Upon his return to the present, he wakes up in the hospital being treated by Q who has become a doctor, and learns that instead of becoming an arrogant and disloyal player, he has remained loyal to the Dodgers his entire career. He has also married his girlfriend, Judy, and they have two children named Heather and Oliver. The biggest difference of all is that he stayed in communication with his old friends ever since this victory. Tommy then speaks to his mother's spirit, proud of who he has now become.

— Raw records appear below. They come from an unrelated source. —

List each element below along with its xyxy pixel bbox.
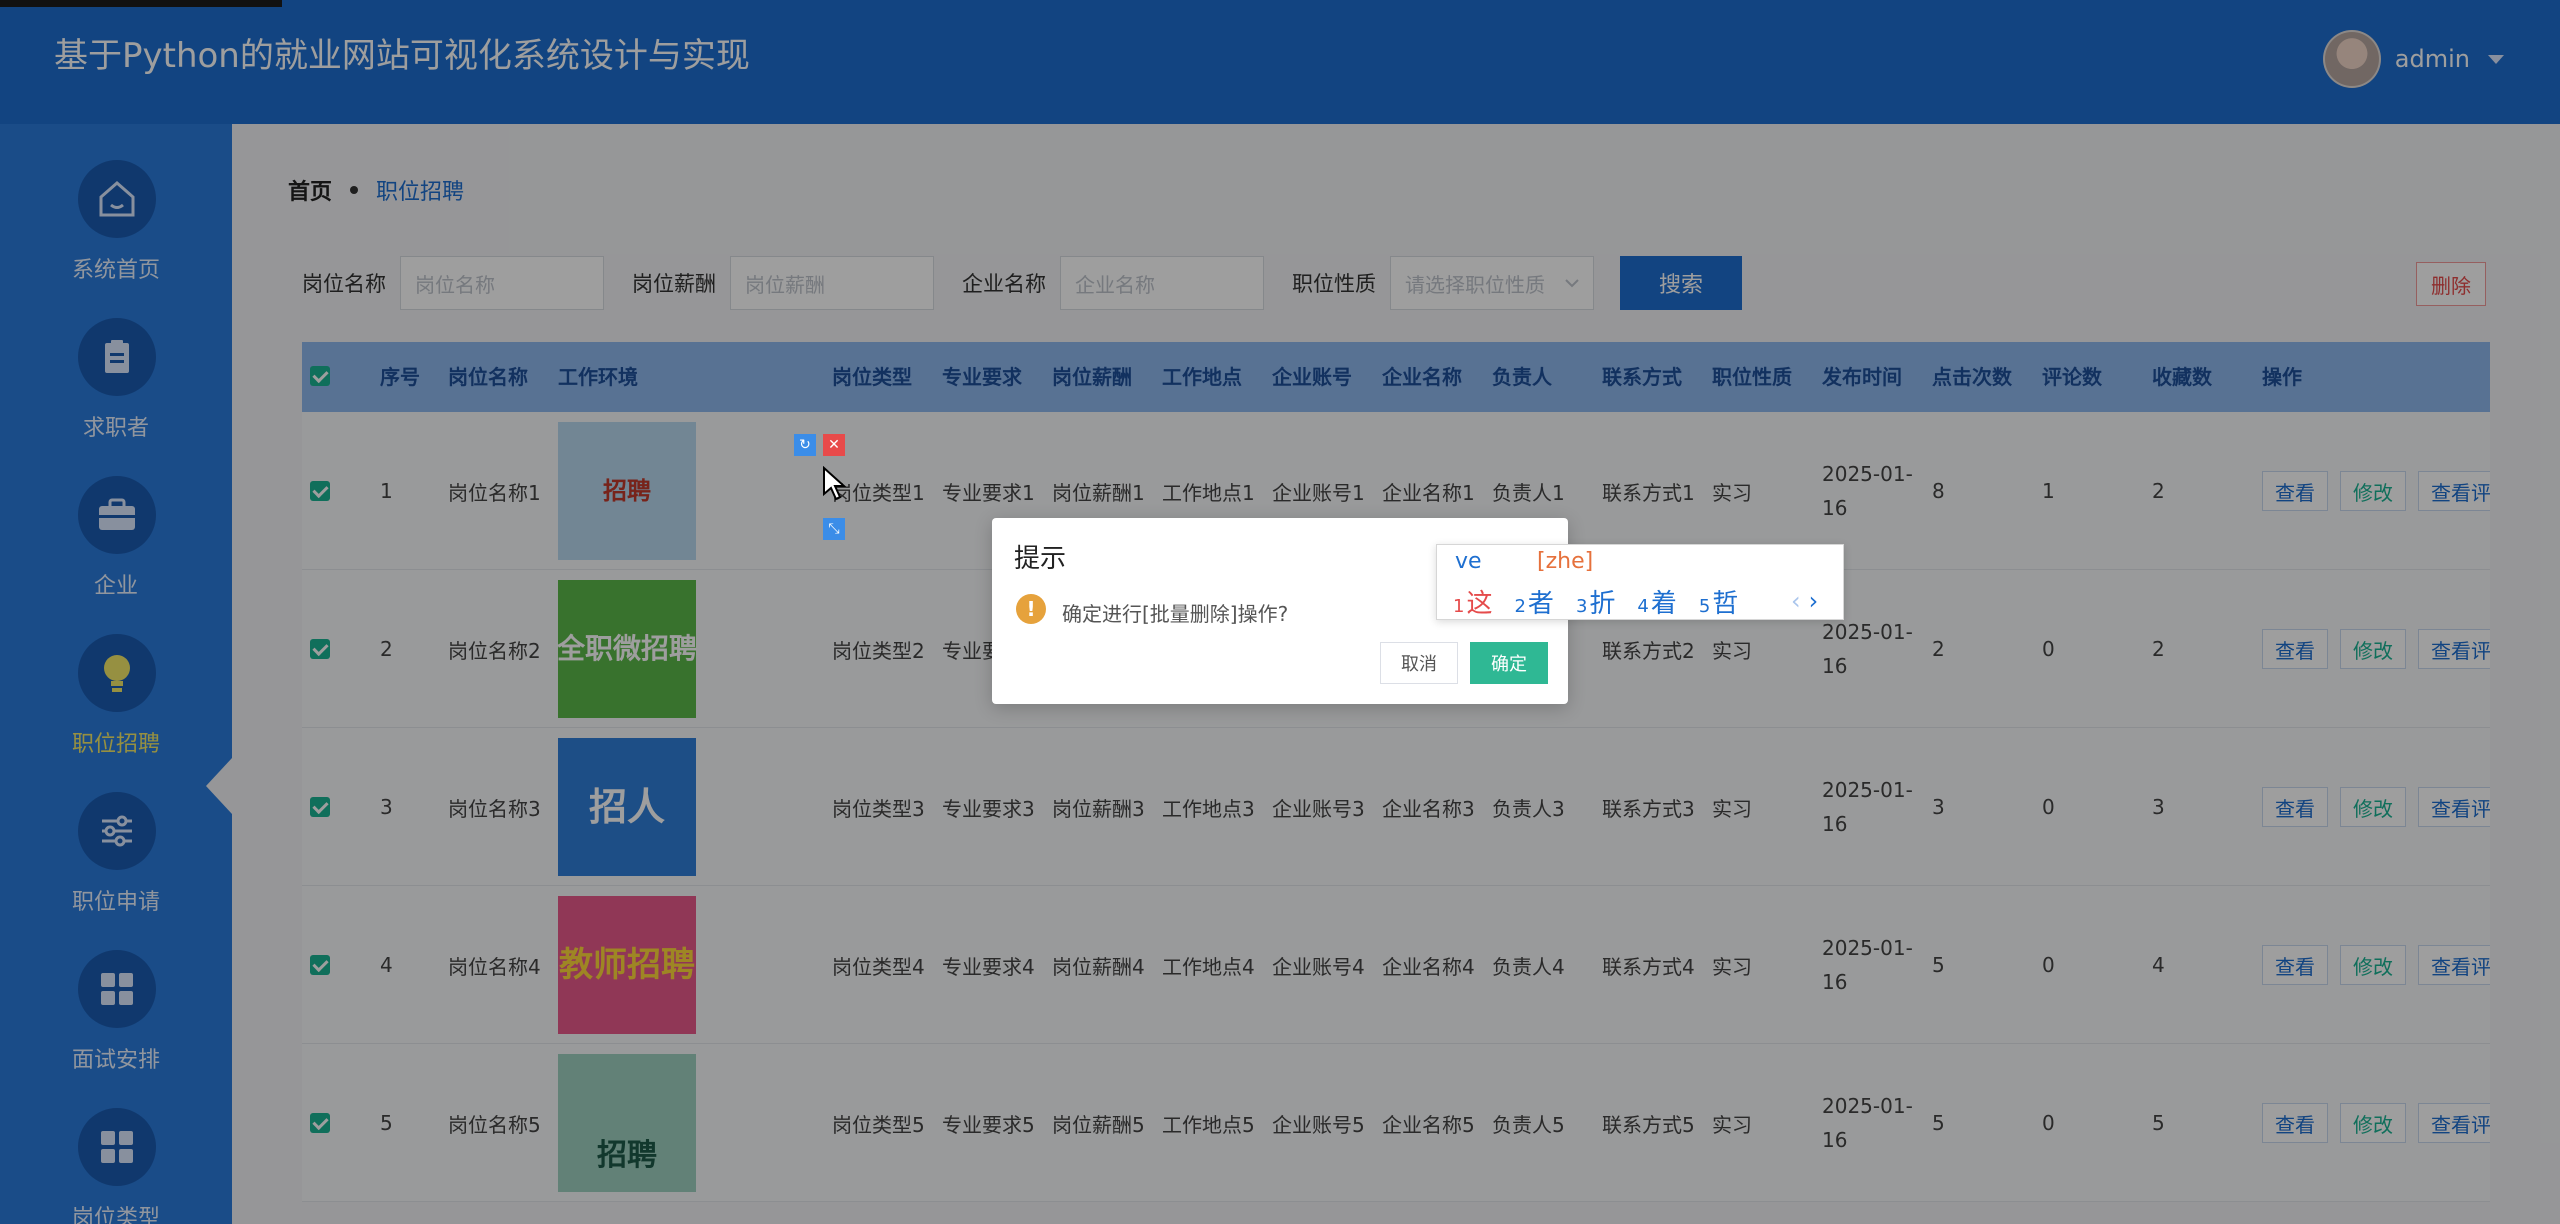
mouse-cursor-icon [823,466,846,501]
cancel-button[interactable]: 取消 [1380,642,1458,684]
ime-candidate-window: ve [zhe] 1这 2者 3折 4着 5哲 ‹ › [1436,544,1844,620]
ime-candidate[interactable]: 5哲 [1699,583,1738,620]
ime-candidate[interactable]: 4着 [1637,583,1676,620]
ime-page-arrows[interactable]: ‹ › [1791,587,1818,615]
dialog-title: 提示 [1014,544,1067,574]
ime-candidates: 1这 2者 3折 4着 5哲 [1453,583,1738,620]
rotate-icon[interactable]: ↻ [794,434,816,456]
top-black-bar [0,0,282,7]
ime-next-icon[interactable]: › [1809,587,1819,615]
confirm-button[interactable]: 确定 [1470,642,1548,684]
ime-composition: ve [1455,549,1482,574]
ime-pinyin: [zhe] [1537,549,1594,574]
ime-candidate[interactable]: 3折 [1576,583,1615,620]
warning-icon: ! [1016,594,1046,624]
dialog-message: 确定进行[批量删除]操作? [1062,602,1289,626]
ime-candidate[interactable]: 1这 [1453,583,1492,620]
close-icon[interactable]: ✕ [823,434,845,456]
ime-prev-icon[interactable]: ‹ [1791,587,1801,615]
resize-icon[interactable]: ⤡ [823,518,845,540]
ime-candidate[interactable]: 2者 [1514,583,1553,620]
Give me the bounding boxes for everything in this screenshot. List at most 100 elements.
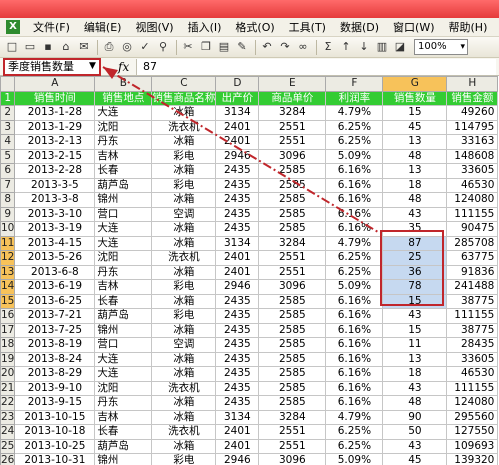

The movie ends with Benny Rodriguez explaining that Tommy had turned down a lot of money offers from teams over the years and remained a Dodger. But the one thing that Tommy treasures to this day is saving the Sandlot. A picture of Tommy and the Sandlot kids appears as a "forever" plays during the scene before the scene fades to the credits.

==Cast==

- Danny Nucci as Benny Rodriguez, the sandlot team's coach and a member of the original sandlot team. Nucci replaces Mike Vitar from the original.
- Luke Perry as Tommy Santorelli, the main character, a successful but arrogant centerfielder baseball player.
  - Keanu Pires as Tommy's 13-year-old self
- Chauncey Leopardi as Michael "Squints" Palledorous, a member of the original sandlot team. Leopardi reprises his role from the original film.
- Sarah Deakins as Sara Santorelli, Tommy's single mother.
- Brandon Olds as Two-Ton, a husky outfielder.
- Cole Heppell as D.P., the catcher for the Sandlot team. Known to heckle his opponents.
- Kai James as Timber, the pitcher for the Sandlot team. At first unable to pitch to batters, he finds confidence under Benny and Tommy's tutelage.
- Ryan Drescher as Wings McKay, a speedy third baseman.
- Cainan Wiebe as Ryan, a younger member and left fielder of the sandlot team who is silent after the death of his father.
  - Dean Hinchey as (Adult) Ryan
- Meshach Peters as Quincy "Q" Washington, a younger outfielder member of the sandlot team who is the most intelligent on medical procedures.
  - Chris Shields as (Adult) Dr. Quincy Washington
- Samuel Patrick Chu as Matt "Wok" Wakamoto, the second baseman.
- Renzo Carbonel as Rolando "Roll" Alvarez, the first baseman.
- Alexander Ludwig as Earl "E.J." Needman Jr., a local bully pitcher and Tommy's rival who faces constant pressure from his father.
- Chris Gauthier as Officer Pork Chop, Two-Ton's uncle.
- Paul Jarrett as Earl Needman, E.J.'s father.
- Leila Johnson as Judy Santorelli, Tommy's ex-fiancé turned wife.

==Reception==
Kevin Carr of 7M Pictures said it's "about what I expected for a direct-to-DVD second sequel". Heather Boerner of Common Sense Media gave the film four out of five stars, writing: "If you mixed Back to the Future with A Christmas Carol and sprinkled in a liberal dose of baseball fandom, you'd end up with this sweet, fun baseball movie that entertains while it instructs". David Cornelius of DVD Talk said, "While not as awful as most of these types of sequels, it offers nothing that comes close enough to matching the joy and wonder of the first film."